The lawyers for both suspects hailed the ruling.
"This is a historic ruling by the European Court of Human Rights, which has become the first court to confirm the existence of a secret CIA torture center on Polish soil between 2002 and 2003, where our client Abd al-Rahim al-Nashiri was held and tortured," said Amrit Singh, a lawyer at the Open Society Justice Initiative who represented al-Nashiri.
One of Zubaydah's lawyers, Joseph Margulies, said, "It's always gratifying when a court speaks truth to power. The question now is whether Poland will listen. The rule of law demands more than words on a page. It demands justice."
The ruling from Strasbourg may have implications for other European states alleged to have hosted CIA prisons: similar cases have been lodged with the court in Strasbourg against Romania and Lithuania. The court ruling did not directly cover the United States, which is outside its jurisdiction.
The Bush administration began the "extraordinary rendition" program to deal with suspected Al-Qaeda operatives, many of them captured in the U.S.-led invasion of Afghanistan.
Keeping the detainees on foreign soil meant they were not entitled to the protection afforded under U.S. law. The Bush administration said that was important because it gave it more scope to interrogate the suspects and extract information that is claimed helped avert violent attacks by militants.

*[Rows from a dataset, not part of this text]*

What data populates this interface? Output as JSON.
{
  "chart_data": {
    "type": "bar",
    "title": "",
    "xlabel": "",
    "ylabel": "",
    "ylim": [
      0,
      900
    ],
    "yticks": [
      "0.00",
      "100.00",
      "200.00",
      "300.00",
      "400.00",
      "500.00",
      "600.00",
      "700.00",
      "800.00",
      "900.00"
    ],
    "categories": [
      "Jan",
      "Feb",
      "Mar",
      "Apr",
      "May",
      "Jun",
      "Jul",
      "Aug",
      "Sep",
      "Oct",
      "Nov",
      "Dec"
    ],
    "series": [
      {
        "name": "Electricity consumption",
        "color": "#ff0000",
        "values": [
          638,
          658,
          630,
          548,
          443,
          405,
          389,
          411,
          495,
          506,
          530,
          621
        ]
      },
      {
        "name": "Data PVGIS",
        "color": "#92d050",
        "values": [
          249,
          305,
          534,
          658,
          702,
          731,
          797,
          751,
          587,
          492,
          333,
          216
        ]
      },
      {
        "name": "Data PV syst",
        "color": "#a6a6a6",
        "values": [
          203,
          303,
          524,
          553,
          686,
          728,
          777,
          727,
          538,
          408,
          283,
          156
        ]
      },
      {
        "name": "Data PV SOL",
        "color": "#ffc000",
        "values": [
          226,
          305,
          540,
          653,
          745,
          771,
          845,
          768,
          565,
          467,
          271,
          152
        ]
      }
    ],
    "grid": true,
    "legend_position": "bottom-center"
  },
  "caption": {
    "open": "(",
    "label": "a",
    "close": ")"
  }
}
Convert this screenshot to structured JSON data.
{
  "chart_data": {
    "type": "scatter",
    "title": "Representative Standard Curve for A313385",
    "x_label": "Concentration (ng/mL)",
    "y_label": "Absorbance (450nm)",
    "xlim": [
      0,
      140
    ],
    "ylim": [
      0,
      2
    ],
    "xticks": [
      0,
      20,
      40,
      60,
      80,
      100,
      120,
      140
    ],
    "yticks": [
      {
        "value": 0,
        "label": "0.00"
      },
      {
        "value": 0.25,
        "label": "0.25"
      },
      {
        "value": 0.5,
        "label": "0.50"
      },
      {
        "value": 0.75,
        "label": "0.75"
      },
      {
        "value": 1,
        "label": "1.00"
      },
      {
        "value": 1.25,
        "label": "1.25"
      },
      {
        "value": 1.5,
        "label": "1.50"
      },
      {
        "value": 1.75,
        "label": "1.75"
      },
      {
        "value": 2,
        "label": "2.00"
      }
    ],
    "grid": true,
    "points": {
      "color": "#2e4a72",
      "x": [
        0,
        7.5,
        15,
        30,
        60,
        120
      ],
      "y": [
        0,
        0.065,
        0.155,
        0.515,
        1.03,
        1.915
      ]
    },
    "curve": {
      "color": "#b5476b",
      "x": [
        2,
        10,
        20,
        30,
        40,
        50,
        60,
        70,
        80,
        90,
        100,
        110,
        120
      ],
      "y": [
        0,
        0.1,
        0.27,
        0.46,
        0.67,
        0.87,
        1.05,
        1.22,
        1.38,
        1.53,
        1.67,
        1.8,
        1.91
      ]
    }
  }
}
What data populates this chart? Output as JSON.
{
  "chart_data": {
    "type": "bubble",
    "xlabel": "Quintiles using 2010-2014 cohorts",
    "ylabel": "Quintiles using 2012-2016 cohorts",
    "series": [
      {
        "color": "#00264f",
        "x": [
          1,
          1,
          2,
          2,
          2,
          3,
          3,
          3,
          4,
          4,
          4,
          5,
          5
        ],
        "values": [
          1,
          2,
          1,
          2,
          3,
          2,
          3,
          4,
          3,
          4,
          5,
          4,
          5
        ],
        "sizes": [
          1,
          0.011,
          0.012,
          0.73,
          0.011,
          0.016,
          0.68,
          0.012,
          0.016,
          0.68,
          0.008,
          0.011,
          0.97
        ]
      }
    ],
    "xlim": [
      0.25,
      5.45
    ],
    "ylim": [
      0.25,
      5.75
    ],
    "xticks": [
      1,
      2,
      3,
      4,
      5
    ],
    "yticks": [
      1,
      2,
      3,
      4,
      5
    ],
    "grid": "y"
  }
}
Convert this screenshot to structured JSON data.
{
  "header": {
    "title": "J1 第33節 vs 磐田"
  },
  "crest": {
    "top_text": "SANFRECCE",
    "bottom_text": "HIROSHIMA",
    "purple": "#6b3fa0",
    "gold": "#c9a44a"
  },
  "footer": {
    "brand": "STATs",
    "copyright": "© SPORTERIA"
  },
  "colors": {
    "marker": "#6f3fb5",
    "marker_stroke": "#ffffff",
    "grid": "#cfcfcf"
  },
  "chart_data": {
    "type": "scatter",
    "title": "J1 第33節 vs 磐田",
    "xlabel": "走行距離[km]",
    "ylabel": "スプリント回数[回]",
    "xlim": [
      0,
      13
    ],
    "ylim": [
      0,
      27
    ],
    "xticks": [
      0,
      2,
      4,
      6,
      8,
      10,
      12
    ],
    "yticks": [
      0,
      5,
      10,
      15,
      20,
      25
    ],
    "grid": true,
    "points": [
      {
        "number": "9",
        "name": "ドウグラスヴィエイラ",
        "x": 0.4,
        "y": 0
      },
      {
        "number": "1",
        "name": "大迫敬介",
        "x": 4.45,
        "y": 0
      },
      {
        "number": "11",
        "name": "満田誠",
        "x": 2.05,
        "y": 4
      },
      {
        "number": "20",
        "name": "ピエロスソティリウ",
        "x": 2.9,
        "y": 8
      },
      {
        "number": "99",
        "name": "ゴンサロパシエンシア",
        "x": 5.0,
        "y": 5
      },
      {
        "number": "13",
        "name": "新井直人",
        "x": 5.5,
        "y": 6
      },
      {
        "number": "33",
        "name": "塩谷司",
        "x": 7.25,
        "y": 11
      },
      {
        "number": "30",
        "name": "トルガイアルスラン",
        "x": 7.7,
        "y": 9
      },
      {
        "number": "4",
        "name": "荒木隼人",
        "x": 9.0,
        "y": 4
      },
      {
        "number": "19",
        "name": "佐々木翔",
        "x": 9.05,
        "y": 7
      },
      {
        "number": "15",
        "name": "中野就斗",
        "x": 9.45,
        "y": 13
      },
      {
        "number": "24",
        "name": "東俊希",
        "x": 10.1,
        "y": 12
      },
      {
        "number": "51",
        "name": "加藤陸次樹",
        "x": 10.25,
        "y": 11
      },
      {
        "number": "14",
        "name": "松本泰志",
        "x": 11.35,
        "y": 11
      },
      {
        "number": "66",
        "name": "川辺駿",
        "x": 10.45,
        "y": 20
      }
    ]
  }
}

President Barack Obama signed an order ending the use of the CIA jails after taking office in 2009. Obama's administration has, however, declined to launch an investigation and has not prosecuted any U.S. officials for their role in the program. The U.S. Senate Select Committee on Intelligence is preparing to publish parts of a previously classified report on the rendition program that the committee chair has said uncovered shocking brutality against detainees.